Text: Eva Neuthinger

Es scheint witzig, aber nicht nur: Auf Youtube kursiert ein Video über eine fiktive Stellenausschreibung. Einige Bewerber stellen sich virtuell vor. Es wird ihnen erklärt, welche Anforderungen mit dem Job verbunden sind: den ganzen Tag stehen, bücken, keine Pausen, an jedem Tag im Jahr, kein Schlaf – und mittagessen darf man erst, wenn der Kollege fertig ist. Bezahlung gibt es nicht. Bei dieser Beschreibung lachen alle Bewerber. Das sei unmenschlich, sehr verrückt. Der Moderator aber meint, viele Millionen Menschen seien dazu bereit: die Mütter.

Opfer der Coronakrise

Stefanie Gundel ist Coach in Düsseldorf. Sie unterstützt junge Familien und insbesondere Mütter, trotz der täglichen Vielfachbelastung Beruf und Familie unter einen Hut zu bringen. „Eltern mit kleinen Kindern leisten enorm viel. Aber immer noch tragen die Mütter den größeren Anteil an der Doppelbelastung“, weiß die Gründerin von Gundel Coaching. Nach einer Studie des Jobportals Stepstone fühlten sich 68 Prozent der Mütter während der langen Zeit im Homeoffice extrem gestresst. Die Hälfte der Frauen hatte sogar Angst, den Spagat zwischen Kindern und Berufsalltag nicht zu schaffen.

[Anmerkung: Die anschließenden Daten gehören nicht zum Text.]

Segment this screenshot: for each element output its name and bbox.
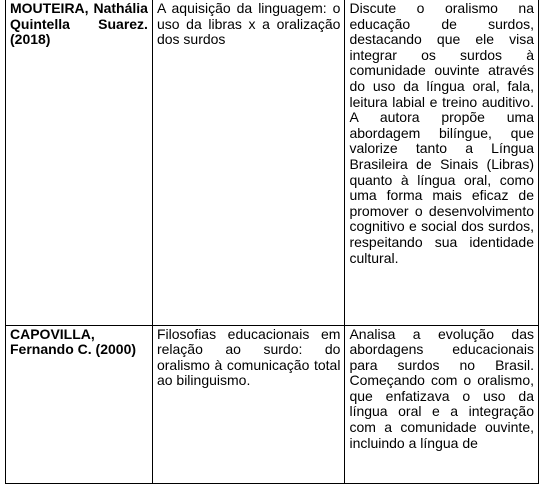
literature-review-table [5,0,539,484]
work-title-cell: A aquisição da linguagem: o uso da libras x a oralização dos surdos [152,0,345,325]
work-title-cell: Filosofias educacionais em relação ao surdo: do oralismo à comunicação total ao bilinguismo. [152,325,345,483]
table-row [6,325,539,483]
author-cell: MOUTEIRA, Nathália Quintella Suarez. (2018) [6,0,153,325]
author-cell: CAPOVILLA, Fernando C. (2000) [6,325,153,483]
description-cell: Discute o oralismo na educação de surdos, destacando que ele visa integrar os surdos à comunidade ouvinte através do uso da língua oral, fala, leitura labial e treino auditivo. A autora propõe uma abordagem bilíngue, que valorize tanto a Língua Brasileira de Sinais (Libras) quanto à língua oral, como uma forma mais eficaz de promover o desenvolvimento cognitivo e social dos surdos, respeitando sua identidade cultural. [345,0,539,325]
table-row [6,0,539,325]
description-cell: Analisa a evolução das abordagens educacionais para surdos no Brasil. Começando com o oralismo, que enfatizava o uso da língua oral e a integração com a comunidade ouvinte, incluindo a língua de [345,325,539,483]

Viele Firmen haben das Problem erkannt. Die Sparkasse Neunkirchen etwa unterstützt Eltern bei ihrer Work-Life-Balance und will ihnen „so viel Flexibilität wie möglich bieten“, sagt Cornelia Collet, verantwortlich für Aus- und Weiterbildung sowie Recruiting. „Unsere Sparkasse setzt als attraktiver Arbeitgeber in unserer Region bewusst einen Schwerpunkt auf die Vereinbarkeit von Beruf und Familie.“

Bereits 2018 erhielt die Sparkasse das Gütesiegel „Familienfreundliches Unternehmen“, das in diesem Jahr erneuert wurde. So unterbreitet die Sparkasse jungen Eltern, aber auch Mitarbeitenden, die Angehörige pflegen, eine ganze Palette unterschiedlicher Angebote. Wenn jemand im Team ein Kind bekommt, wird er im ersten Schritt zum Beratungsgespräch eingeladen. „Daran dürfen auch die Partner teilnehmen“, so Collet. In dieser Runde wird früh über die voraussichtliche Elternzeit und den Wunsch nach einer Rückkehr gesprochen. „Wir sagen immer, dass wir im Zweifel alles möglich machen wollen. Das klappt in der Regel auch“, betont sie.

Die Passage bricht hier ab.